Officials from Japan and South Korea eyed a potential visit by South Korean experts to the Fukushima nuclear plant before it begins the controversial release of treated but radioactive water to sea. It’s one of their major sticking points between the two sides that are quickly thawing long-strained ties.
Discussions were to take place later Friday, and the Japanese government was expected to give updates on the status of the tsunami-wrecked Fukushima Daiichi nuclear plant, which is preparing for a release of the water, saying it’s an unavoidable step to move its decommissioning process forward.
The government and the plant’s operator, Tokyo Electric Power Company Holdings, say the release will begin between spring and summer and take decades to finish.
A massive earthquake and tsunami in 2011 destroyed the Fukushima Daiichi plant’s cooling systems, causing three reactors to melt and release large amounts of radiation.
Water used to cool the three damaged reactor cores, which remain highly radioactive, leaked into the basements of the reactor buildings and was collected, treated and stored in about 1,000 tanks that now cover much of the plant.
The government and TEPCO say the tanks must be removed so that facilities can be built for the plant’s decommissioning, while minimizing risks of leaks in case of another major disaster. The tanks are expected to reach their capacity of 1.37 million tons in spring 2024.
Japanese Prime Minister Fumio Kishida, during his May 7-8 visit to Seoul for a summit with South Korean President Yoon Suk Yeol, announced that Japan will receive a team of experts to visit the plant later in May to address South Korea’s concerns in a show of his enthusiasm to further improve relations.
Seoul wants to send some 20 government experts to visit Fukushima Daiichi plant May 23-24, although the group’s size would be determined after talks with Japan, according to South Korean officials.
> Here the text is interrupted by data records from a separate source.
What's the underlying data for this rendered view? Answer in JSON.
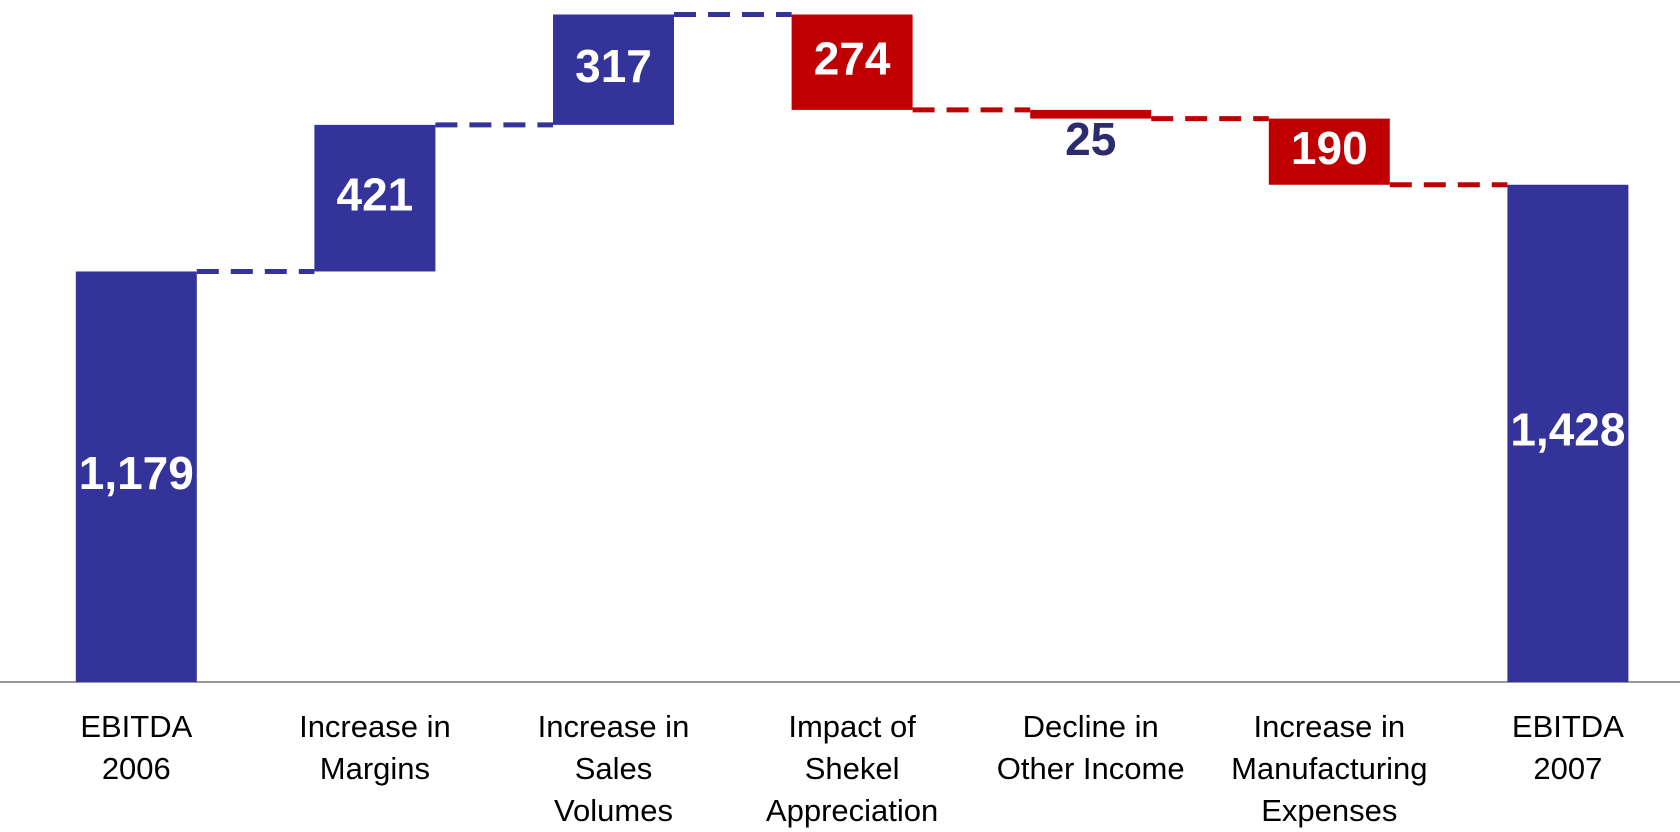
{
  "chart_data": {
    "type": "waterfall",
    "categories": [
      [
        "EBITDA",
        "2006"
      ],
      [
        "Increase in",
        "Margins"
      ],
      [
        "Increase in",
        "Sales",
        "Volumes"
      ],
      [
        "Impact of",
        "Shekel",
        "Appreciation"
      ],
      [
        "Decline in",
        "Other Income"
      ],
      [
        "Increase in",
        "Manufacturing",
        "Expenses"
      ],
      [
        "EBITDA",
        "2007"
      ]
    ],
    "values": [
      1179,
      421,
      317,
      -274,
      -25,
      -190,
      1428
    ],
    "value_labels": [
      "1,179",
      "421",
      "317",
      "274",
      "25",
      "190",
      "1,428"
    ],
    "measure": [
      "absolute",
      "relative",
      "relative",
      "relative",
      "relative",
      "relative",
      "total"
    ],
    "increase_color": "#333399",
    "decrease_color": "#c00000",
    "total_color": "#333399",
    "ylim": [
      0,
      1950
    ]
  }
}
Japan was reluctant to accept private experts, saying it’s a government-to-government matter.
Japan is expected to give them a tour — not a safety inspection — of the plant.
Chief Cabinet Secretary Hirokazu Matsuno said Thursday the visit would not affect the timing of a planned release of the water and that Japan continues to give explanation about safety measures to gain understanding.
Japanese officials say the water will be safely filtered to below releasable levels by international standards and further diluted by large amounts of seawater before release, making it unharmful to human health or to marine life.
The plan has faced fierce protests from local fishing communities that are concerned about safety and reputational damage. Neighboring countries, including South Korea, China and the Pacific Island nations, have also raised safety concerns.
Some scientists say the impact of long-term, low-dose exposure to tritium and other radionuclides on the environment and humans is still unknown and the release should be delayed.
Japan has been assisted by the International Atomic Energy Agency to ensure credibility and transparency. Historical disputes have strained ties between Tokyo and Seoul — most recently over compensation of wartime Korean forced laborers during Japan’s 1910-1945 colonization of the Korean Peninsula.
But their relationship has thawed rapidly since March, when Yoon’s government announced a local fund to compensate some of the former laborers. Tokyo and Seoul, under pressure from Washington, share a sense of urgency to mend ties amid growing security threats in the region.